I have promised to keep her virtual family connected with updates. It doesn't take much, just a few moments to post on her blog that she is with us but unable to type, that she is transitioning and wishing everyone love and happiness and the spiritual and personal growth that develops us as human beings. It doesn't take much and yet it means so much. There is a middle path to protecting the cherished privacy, the final intimate moments of life with those we love, and yet not losing touch with those who have come to care about us.

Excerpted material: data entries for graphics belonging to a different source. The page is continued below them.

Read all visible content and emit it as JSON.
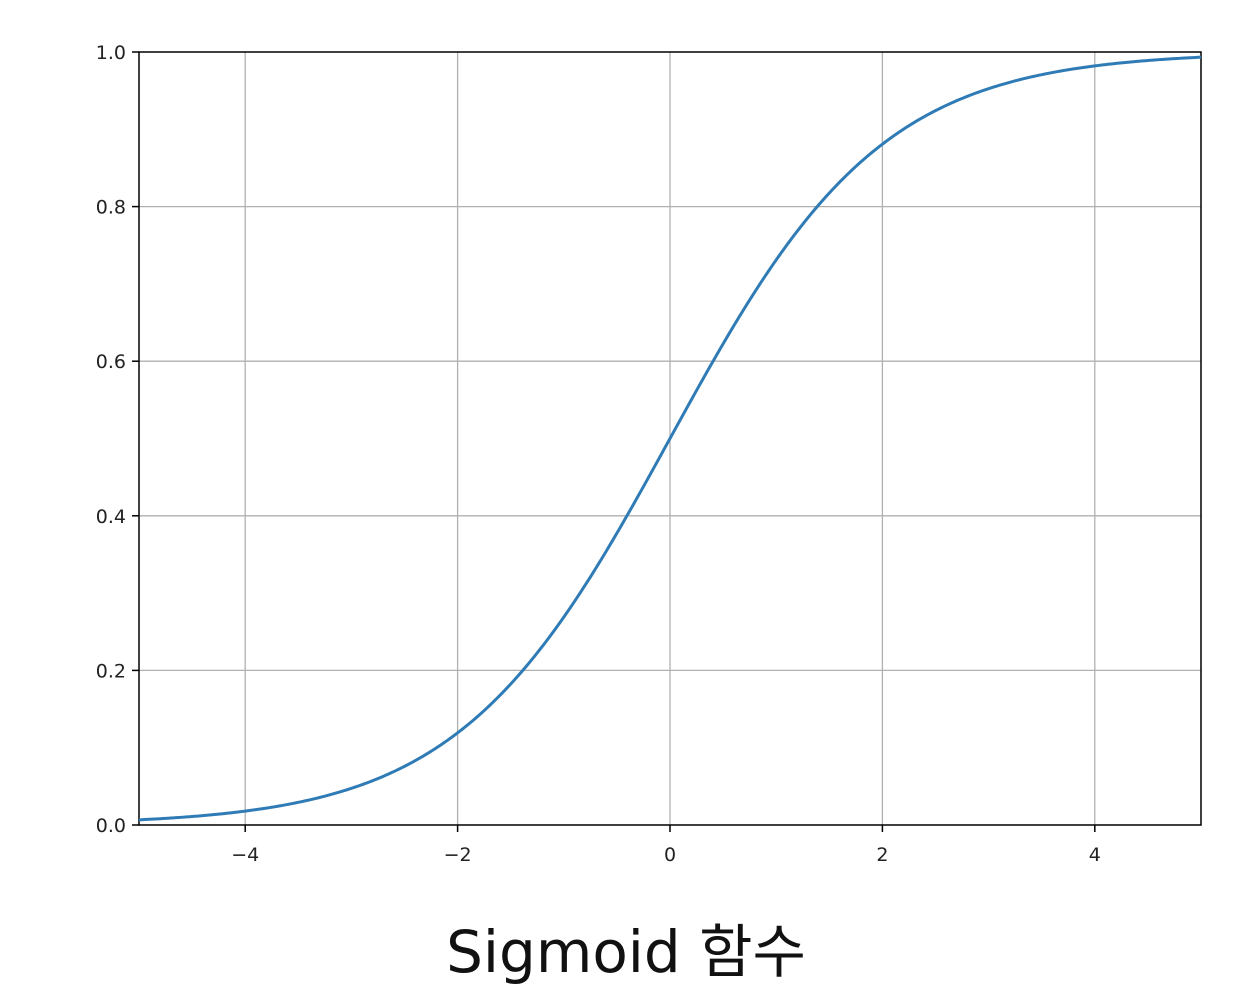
{
  "chart_data": {
    "type": "line",
    "function": "sigmoid",
    "title": "",
    "xlabel": "",
    "ylabel": "",
    "xlim": [
      -5,
      5
    ],
    "ylim": [
      0,
      1
    ],
    "grid": true,
    "x_ticks": [
      -4,
      -2,
      0,
      2,
      4
    ],
    "x_tick_labels": [
      "−4",
      "−2",
      "0",
      "2",
      "4"
    ],
    "y_ticks": [
      0.0,
      0.2,
      0.4,
      0.6,
      0.8,
      1.0
    ],
    "y_tick_labels": [
      "0.0",
      "0.2",
      "0.4",
      "0.6",
      "0.8",
      "1.0"
    ],
    "series": [
      {
        "name": "sigmoid",
        "color": "#2f7bb6",
        "x": [
          -5,
          -4.5,
          -4,
          -3.5,
          -3,
          -2.5,
          -2,
          -1.5,
          -1,
          -0.5,
          0,
          0.5,
          1,
          1.5,
          2,
          2.5,
          3,
          3.5,
          4,
          4.5,
          5
        ],
        "y": [
          0.0067,
          0.011,
          0.018,
          0.0293,
          0.0474,
          0.0759,
          0.1192,
          0.1824,
          0.2689,
          0.3775,
          0.5,
          0.6225,
          0.7311,
          0.8176,
          0.8808,
          0.9241,
          0.9526,
          0.9707,
          0.982,
          0.989,
          0.9933
        ]
      }
    ],
    "grid_color": "#b0b0b0",
    "axis_color": "#000000"
  },
  "caption": "Sigmoid 함수"
}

We, at the heart of ourselves as human beings, tend to measure everything on a personal level, so if we don't understand something it somehow becomes less in importance. And one thing we often fail at is understanding why and how someone cares about us. If it isn't a personal lover, a close friend, a familiar family member, we don't always see how much we matter to someone else. That's our last obstacle to overcome as members of the upright species: learning to accept there are those who love us, who care about us, even if we barely feel them inside our hearts. Our lack of awareness doesn't lessen what they feel. It just makes our planet a more lonely place for all of us.
So today I will contact more from the list of twitter friends and help make the world a less lonely place. And one day I hope my friends and family will do the same for me because we all live in this stew together, no matter how much we cling to our individual carrot or potato self.